Alejandro Méndez tenía 24 años. Al otro lado estaba Isaac V. S. un menor de 17. No se trataba de una relación larga ni de una historia anunciada; era un choque entre pandillas, un cruce de miradas y orgullo, un momento en el que nadie imaginó que una navaja acabaría dictando el final.
El detalle que quedó clavado en el relato fue banal: la pelea empezó por unos refrescos. En las noches de botellón, lo pequeño puede ser chispa, pero casi nunca debería ser sentencia. Aquella vez lo fue.
En medio del alboroto, Alejandro recibió una puñalada en el pecho. No fue una herida más dentro de una pelea: fue la herida que apaga el aire y convierte el suelo en urgencia. La escena se congeló alrededor del cuerpo, mientras los gritos se mezclaban con el pánico.
Los presentes hablaron de carreras, de gente que se apartaba sin entender, de manos temblorosas buscando ayuda. Sevilla, que a esa hora suele ser un rumor de madrugada, se volvió sirena. Y el parque, que siempre parecía amplio, empezó a sentirse estrecho.

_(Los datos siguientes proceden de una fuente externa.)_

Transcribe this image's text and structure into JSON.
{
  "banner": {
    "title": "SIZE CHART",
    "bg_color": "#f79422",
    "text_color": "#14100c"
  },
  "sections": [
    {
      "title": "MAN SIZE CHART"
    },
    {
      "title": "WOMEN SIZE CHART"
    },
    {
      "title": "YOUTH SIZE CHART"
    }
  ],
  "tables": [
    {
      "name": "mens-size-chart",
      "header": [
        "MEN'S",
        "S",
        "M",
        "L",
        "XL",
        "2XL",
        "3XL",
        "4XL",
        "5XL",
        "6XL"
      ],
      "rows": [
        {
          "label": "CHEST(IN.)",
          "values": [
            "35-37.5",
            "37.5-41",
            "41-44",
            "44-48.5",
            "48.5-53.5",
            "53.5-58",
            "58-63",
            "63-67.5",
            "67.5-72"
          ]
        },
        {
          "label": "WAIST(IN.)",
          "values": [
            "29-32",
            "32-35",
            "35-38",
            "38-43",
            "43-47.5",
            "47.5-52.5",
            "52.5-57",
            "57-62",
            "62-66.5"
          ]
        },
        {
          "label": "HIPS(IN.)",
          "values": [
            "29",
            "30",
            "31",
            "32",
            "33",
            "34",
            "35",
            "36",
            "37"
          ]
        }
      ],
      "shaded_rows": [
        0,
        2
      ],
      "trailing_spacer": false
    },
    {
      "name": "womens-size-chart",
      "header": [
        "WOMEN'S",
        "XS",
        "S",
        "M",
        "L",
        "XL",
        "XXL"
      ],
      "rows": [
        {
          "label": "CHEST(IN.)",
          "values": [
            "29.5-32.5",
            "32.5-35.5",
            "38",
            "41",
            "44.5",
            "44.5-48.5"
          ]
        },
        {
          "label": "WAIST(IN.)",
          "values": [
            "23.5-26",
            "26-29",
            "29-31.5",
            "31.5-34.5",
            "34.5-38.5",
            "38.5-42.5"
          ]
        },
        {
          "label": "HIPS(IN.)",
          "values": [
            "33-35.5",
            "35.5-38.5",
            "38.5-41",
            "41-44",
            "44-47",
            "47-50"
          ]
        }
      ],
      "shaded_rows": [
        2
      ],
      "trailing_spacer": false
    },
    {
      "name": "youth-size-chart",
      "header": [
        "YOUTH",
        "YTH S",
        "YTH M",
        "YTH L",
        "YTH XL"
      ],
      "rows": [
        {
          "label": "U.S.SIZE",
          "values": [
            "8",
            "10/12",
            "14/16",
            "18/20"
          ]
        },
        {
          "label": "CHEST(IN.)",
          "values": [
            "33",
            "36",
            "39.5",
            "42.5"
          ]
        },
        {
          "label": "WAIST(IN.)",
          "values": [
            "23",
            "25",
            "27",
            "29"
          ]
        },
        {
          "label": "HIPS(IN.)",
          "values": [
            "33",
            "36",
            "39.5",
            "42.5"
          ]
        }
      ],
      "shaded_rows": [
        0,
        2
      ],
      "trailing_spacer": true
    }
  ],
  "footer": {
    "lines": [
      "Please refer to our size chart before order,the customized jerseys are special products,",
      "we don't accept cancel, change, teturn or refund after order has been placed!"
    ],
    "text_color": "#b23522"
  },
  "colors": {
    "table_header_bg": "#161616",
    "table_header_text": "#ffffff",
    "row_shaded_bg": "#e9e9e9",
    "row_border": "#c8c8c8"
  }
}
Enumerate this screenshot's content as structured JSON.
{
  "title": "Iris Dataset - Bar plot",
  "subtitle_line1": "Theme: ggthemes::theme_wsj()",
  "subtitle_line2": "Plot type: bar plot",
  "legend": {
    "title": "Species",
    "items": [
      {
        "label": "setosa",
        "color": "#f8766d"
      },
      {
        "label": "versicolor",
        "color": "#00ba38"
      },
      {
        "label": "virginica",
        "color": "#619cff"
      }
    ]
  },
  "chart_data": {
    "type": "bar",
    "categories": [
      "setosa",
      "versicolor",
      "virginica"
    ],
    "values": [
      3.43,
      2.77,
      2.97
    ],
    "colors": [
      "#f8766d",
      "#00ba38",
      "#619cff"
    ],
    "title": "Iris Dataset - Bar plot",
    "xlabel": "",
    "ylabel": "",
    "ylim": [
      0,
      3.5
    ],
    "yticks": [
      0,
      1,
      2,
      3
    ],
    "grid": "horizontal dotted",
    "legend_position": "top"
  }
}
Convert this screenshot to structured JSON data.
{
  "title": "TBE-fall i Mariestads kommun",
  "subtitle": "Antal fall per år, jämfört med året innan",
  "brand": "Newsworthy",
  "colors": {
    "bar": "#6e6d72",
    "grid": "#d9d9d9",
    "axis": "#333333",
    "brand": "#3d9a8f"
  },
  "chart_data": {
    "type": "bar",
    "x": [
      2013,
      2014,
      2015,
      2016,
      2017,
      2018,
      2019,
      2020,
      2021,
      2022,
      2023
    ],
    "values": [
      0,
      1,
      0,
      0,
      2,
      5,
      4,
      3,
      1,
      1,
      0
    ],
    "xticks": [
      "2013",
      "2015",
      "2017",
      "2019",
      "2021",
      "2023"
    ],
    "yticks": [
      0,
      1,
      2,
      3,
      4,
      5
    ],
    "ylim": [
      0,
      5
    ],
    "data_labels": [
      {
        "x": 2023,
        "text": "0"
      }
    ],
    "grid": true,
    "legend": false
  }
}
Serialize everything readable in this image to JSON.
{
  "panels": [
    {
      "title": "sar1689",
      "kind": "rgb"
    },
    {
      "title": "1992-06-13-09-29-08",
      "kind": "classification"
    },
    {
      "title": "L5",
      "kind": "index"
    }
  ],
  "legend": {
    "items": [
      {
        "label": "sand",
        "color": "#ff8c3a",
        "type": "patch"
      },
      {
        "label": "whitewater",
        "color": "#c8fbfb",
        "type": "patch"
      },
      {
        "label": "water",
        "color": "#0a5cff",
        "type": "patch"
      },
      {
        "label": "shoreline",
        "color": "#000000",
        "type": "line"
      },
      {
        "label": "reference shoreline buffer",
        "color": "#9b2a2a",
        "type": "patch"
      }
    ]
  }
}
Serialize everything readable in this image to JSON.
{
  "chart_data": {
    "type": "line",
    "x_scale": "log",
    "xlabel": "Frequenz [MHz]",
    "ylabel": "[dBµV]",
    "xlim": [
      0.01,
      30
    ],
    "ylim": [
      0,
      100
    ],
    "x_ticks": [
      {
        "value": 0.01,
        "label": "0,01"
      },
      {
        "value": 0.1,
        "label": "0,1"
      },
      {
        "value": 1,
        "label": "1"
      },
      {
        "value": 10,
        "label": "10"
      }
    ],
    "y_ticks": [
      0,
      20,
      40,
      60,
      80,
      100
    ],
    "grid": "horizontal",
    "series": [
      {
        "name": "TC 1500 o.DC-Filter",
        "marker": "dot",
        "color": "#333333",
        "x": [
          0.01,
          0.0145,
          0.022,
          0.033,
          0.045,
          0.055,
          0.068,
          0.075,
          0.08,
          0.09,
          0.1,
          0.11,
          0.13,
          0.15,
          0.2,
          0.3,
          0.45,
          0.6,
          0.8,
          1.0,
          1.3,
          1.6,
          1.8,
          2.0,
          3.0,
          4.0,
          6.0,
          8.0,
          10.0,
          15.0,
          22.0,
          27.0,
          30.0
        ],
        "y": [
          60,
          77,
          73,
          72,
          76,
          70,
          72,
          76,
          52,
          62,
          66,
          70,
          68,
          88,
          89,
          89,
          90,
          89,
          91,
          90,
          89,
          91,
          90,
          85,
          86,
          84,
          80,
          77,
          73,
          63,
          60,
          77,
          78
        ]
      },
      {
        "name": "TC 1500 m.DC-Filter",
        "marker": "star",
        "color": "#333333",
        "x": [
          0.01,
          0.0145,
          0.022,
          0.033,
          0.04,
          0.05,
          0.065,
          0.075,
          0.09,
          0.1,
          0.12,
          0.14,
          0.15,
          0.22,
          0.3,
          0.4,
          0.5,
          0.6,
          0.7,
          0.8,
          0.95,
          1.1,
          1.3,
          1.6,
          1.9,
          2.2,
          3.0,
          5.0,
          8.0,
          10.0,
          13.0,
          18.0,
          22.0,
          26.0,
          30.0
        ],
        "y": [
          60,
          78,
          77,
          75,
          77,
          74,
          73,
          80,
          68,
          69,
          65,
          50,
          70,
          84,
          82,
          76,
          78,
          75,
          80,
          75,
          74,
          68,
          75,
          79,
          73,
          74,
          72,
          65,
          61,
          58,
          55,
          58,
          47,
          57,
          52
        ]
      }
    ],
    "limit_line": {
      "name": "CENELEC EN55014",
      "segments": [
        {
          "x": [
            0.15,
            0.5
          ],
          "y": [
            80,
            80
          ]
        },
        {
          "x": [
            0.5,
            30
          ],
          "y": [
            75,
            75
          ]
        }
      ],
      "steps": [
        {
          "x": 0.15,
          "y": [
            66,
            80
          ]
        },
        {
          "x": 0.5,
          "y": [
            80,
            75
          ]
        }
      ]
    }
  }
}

La investigación y el juicio posterior giraron alrededor de un punto concreto: qué arma produjo la lesión mortal. En el proceso se enfrentaron informes periciales y explicaciones técnicas, pero el tribunal se apoyó en una idea sencilla: la coherencia entre lo visto y lo que describieron los forenses.
En la sentencia se dio peso a los testimonios de jóvenes que situaron el golpe en el pecho y a otro que aseguró haber visto sangre en la navaja del acusado. También se consideró que, pese a la multitud, no apareció con fuerza la presencia de una tercera arma en ese instante.
El caso se convirtió en un espejo incómodo de la violencia juvenil. Porque no era un callejón oscuro ni una casa aislada: era un lugar público, una quedada común, una madrugada que podía haber terminado en risas y resaca. En cambio, terminó en un nombre que ya no volvería.
Años después, en octubre de 2001, llegó la condena: ocho años de internamiento en un centro cerrado y cinco años de libertad vigilada, la pena máxima prevista para un menor en ese marco. La cifra pesa por lo que significa: un castigo completo para alguien que todavía no era adulto.
Para la familia, el tiempo no funcionó como alivio. Se habló de perdón, de renuncia a indemnizaciones, de la necesidad de cerrar una herida que no se cierra con papeles. Pero hay frases que quedan flotando más que cualquier sentencia: la falta de arrepentimiento, el gesto que nunca llega.
El lugar también guardó memoria. Junto a un árbol, donde cayó la víctima, fueron apareciendo velas y flores con los años, como si la ciudad quisiera señalar un punto exacto en el mapa para decir: aquí pasó algo que no debería repetirse.
En Sevilla, aquel episodio quedó marcado con un nombre que lo hizo aún más inquietante: ‘el crimen de la movida’. Un rótulo que suena ligero, casi juvenil, y que por eso mismo golpea más cuando se entiende lo que encierra.
Este caso deja una pregunta que no es jurídica, sino humana: ¿cuántas noches se sostienen sobre equilibrios frágiles? Basta un objeto en un bolsillo, una escalada de orgullo y un segundo de decisión para convertir una reunión cualquiera en un duelo que dura décadas.
En los Jardines de Murillo, la vida volvió a su rutina: paseos, turistas, estudiantes, bancos ocupados al atardecer. Pero hay rutinas que, por debajo, llevan cicatriz. La ciudad siguió andando, sí, aunque ese 7 de noviembre quedó como un recordatorio de lo fácil que es perderlo todo por nada.